Route 77 is a biography and poetic travelogue; it is wisdom; it is esoteric; it is funny. Spirituality gets Dorian's attention, as does nature, philosophy, psychology, animals, dreams. It offers a paradox of mysticism and the concrete, where eclectic material jumps around like beans in a sizzling pan (he includes a Greek recipe.) Dorian dubs this original format as a kind of Babushka with seven dolls. Imagine each doll decorated with eleven symbols and images. Holograms. This innovative approach also serves as a creative writing manual, a sequel to his The Writer's Voice (1998). Dorian's mastery of teasing-out the right words prompted one reader to say, I confess I had goose bumps - was it the writing or the red wine? How wonderful when metaphor and fruity tannins coalesce. Bios are often a once-off read. This book deserves a second, or third foray with its poems, prose and personality. We encounter Dorian's commitment to personal development through his insatiable curiosity and his love for the land he treads.
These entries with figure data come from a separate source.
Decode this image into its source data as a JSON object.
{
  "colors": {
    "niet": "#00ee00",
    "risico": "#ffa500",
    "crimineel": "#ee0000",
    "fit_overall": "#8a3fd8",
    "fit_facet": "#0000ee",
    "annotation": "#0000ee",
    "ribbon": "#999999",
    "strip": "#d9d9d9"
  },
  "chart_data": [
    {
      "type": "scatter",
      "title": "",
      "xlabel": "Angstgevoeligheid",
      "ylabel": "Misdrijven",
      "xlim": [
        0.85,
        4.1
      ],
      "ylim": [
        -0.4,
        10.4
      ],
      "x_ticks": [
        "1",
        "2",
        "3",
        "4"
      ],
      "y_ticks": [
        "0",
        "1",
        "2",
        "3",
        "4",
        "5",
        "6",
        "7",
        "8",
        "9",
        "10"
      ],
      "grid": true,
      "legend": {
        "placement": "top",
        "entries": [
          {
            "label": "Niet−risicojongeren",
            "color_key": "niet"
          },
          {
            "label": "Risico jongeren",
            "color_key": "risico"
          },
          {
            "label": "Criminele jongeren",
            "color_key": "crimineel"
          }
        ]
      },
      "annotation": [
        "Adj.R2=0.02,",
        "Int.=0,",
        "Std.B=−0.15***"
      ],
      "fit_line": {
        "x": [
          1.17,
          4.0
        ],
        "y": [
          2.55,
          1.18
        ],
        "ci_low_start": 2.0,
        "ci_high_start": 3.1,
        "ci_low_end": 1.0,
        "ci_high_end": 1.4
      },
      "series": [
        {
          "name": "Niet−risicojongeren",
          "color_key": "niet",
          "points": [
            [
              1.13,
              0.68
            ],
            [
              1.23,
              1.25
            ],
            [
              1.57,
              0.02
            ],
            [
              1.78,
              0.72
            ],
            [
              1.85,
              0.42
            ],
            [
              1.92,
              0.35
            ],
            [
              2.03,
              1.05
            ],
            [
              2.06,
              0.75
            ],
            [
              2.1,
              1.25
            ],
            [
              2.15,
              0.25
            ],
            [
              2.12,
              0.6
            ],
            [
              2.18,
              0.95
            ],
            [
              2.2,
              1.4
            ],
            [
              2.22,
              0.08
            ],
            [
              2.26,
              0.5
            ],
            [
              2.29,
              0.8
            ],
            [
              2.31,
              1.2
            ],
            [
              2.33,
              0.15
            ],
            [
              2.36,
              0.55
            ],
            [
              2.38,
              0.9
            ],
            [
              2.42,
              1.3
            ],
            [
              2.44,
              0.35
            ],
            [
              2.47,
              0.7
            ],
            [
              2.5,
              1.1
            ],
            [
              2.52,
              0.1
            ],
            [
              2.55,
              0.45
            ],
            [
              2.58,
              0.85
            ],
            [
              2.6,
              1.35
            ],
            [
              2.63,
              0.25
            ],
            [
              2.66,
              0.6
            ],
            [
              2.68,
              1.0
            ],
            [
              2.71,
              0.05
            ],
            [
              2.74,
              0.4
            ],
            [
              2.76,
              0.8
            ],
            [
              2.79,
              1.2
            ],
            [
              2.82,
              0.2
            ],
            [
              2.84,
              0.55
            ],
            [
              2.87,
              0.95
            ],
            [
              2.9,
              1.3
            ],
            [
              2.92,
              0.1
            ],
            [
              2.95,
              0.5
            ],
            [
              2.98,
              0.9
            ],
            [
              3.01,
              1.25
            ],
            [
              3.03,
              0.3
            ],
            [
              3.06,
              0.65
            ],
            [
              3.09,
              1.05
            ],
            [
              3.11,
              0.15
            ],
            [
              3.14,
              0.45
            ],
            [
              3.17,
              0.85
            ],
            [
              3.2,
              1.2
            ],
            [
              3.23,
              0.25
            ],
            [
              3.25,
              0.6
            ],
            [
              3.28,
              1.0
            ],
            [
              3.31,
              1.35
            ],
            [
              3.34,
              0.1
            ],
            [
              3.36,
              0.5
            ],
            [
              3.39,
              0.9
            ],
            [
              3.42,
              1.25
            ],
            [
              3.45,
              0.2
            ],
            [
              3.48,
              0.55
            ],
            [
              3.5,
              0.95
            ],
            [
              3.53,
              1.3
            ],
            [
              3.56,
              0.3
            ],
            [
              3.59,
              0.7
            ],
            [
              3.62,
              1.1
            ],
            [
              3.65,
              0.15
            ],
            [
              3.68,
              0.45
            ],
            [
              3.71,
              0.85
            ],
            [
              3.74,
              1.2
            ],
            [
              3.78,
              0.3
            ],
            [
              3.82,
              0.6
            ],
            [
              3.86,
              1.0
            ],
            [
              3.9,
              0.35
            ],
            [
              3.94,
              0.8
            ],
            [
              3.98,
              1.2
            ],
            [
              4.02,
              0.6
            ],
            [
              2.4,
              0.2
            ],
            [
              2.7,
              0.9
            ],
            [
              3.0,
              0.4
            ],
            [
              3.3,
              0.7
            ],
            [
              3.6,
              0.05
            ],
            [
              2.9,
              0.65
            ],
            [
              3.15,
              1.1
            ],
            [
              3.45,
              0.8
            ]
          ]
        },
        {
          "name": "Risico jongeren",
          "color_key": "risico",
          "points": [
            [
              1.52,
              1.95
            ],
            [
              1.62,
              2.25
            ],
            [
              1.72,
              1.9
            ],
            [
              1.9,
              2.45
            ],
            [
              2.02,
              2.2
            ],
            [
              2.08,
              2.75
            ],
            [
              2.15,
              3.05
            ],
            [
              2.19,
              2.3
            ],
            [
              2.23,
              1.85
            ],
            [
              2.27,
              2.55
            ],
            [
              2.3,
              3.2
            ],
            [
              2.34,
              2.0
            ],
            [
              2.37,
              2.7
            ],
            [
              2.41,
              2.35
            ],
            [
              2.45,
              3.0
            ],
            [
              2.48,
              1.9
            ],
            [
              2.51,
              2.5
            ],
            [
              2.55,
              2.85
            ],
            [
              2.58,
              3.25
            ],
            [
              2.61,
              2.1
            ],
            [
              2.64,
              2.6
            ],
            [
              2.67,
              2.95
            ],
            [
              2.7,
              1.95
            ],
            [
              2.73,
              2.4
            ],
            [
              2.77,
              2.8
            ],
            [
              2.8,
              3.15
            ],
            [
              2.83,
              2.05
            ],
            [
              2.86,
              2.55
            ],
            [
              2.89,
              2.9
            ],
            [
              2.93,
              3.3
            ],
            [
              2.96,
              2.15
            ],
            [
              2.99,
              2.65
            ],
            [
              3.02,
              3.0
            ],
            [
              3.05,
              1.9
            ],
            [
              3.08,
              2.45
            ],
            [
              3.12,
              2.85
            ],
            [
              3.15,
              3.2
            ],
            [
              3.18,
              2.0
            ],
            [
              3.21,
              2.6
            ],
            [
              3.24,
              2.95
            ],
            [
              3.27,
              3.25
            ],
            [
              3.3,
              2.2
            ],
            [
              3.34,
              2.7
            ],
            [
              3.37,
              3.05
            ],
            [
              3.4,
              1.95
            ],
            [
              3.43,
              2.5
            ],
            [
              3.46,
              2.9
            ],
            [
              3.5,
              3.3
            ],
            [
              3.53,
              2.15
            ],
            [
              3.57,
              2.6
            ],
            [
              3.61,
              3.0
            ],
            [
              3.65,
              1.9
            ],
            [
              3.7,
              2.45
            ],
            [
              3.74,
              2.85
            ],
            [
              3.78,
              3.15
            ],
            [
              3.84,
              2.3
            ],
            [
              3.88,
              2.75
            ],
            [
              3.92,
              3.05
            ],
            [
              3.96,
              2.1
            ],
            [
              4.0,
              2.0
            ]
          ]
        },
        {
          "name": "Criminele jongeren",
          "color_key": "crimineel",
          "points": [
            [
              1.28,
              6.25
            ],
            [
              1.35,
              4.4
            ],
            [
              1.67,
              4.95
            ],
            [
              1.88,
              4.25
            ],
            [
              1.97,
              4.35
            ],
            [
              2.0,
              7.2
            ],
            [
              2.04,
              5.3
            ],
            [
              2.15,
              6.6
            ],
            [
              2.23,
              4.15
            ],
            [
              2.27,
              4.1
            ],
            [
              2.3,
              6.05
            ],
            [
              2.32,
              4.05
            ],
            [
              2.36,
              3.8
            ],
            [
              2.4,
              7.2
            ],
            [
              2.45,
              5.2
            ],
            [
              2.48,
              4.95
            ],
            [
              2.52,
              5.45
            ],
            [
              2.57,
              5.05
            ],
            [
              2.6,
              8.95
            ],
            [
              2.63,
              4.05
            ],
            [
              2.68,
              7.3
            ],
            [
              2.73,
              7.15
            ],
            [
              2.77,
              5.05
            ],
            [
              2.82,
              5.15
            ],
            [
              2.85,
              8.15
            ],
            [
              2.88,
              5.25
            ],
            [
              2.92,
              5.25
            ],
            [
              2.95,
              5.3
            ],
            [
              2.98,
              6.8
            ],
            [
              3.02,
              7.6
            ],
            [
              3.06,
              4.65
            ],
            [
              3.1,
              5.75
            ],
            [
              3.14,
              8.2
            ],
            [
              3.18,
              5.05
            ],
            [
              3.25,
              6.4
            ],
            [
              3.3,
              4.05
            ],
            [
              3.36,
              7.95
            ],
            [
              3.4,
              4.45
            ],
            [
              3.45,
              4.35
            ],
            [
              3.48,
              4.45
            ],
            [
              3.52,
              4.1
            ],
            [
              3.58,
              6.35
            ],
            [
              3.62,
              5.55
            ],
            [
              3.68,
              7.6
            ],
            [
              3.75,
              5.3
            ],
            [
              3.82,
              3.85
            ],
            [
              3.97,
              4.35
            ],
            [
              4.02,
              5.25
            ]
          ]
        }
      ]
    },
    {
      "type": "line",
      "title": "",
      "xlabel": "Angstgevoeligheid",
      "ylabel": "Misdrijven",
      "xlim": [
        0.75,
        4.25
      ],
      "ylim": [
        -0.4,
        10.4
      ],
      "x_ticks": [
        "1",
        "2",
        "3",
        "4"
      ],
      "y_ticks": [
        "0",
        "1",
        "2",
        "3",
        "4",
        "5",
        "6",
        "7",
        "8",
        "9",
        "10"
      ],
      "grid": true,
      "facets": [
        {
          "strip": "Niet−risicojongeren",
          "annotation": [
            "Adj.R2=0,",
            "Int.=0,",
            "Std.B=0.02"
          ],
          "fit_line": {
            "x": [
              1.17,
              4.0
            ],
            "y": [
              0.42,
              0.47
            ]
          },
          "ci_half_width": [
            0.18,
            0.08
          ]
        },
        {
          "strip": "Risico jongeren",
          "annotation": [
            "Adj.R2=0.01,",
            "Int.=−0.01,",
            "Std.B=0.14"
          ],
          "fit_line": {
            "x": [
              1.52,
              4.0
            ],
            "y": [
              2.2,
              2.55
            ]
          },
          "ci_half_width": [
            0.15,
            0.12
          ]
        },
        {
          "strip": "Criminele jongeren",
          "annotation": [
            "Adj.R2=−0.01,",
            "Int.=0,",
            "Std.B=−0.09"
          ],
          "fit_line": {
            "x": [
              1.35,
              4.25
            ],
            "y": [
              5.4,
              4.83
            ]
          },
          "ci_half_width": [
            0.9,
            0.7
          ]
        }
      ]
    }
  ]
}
The tortoise (his logo) carries him to far off the back of this land is tortoise shell, its case cast by ancient waves, its plates taken from ancestral fish. .... and led by an amphibian chin, in folk-tale steadiness, it crawls ever towards water. (Tortoise Land)
He is a former teacher trainer and Professor of English at the University of Namibia, and has also taught in a Canadian Creative Writing Faculty and in the Film Studies unit at the University of Colorado in Boulder. He has also served as an external examiner at UCT for the MA programme in Creative Writing.
Since 1998 he has run his own business, Creative Workshops. Dorian Haarhoff has on several occasions been invited as poet and as a guest story-teller to Mauritius and to the Conference of Word Affairs in Boulder, Colorado. He has participated in Poetry Africa and an International Poetry Festival in Colombia South America.
His talks/workshops are meant for individuals, organizations and corporations who wish to explore their creativity, improve their skills and understand their relationships. He uses story-telling, writing, images and symbolic work as a means of discovering hidden potential and assessing new ways of being and seeing. He believes in the ability of people to revitalise their workplace, build their communities, participate in their healing and find their joy.
His approach is based on his book, The Writer's Voice: A Workbook for Writers in Africa (Zebra-Struik, 1998). His work is strongly influenced by mythology, whole brain theory, Jungian and Eco psychology, creation spirituality, the new physics and narrative therapy.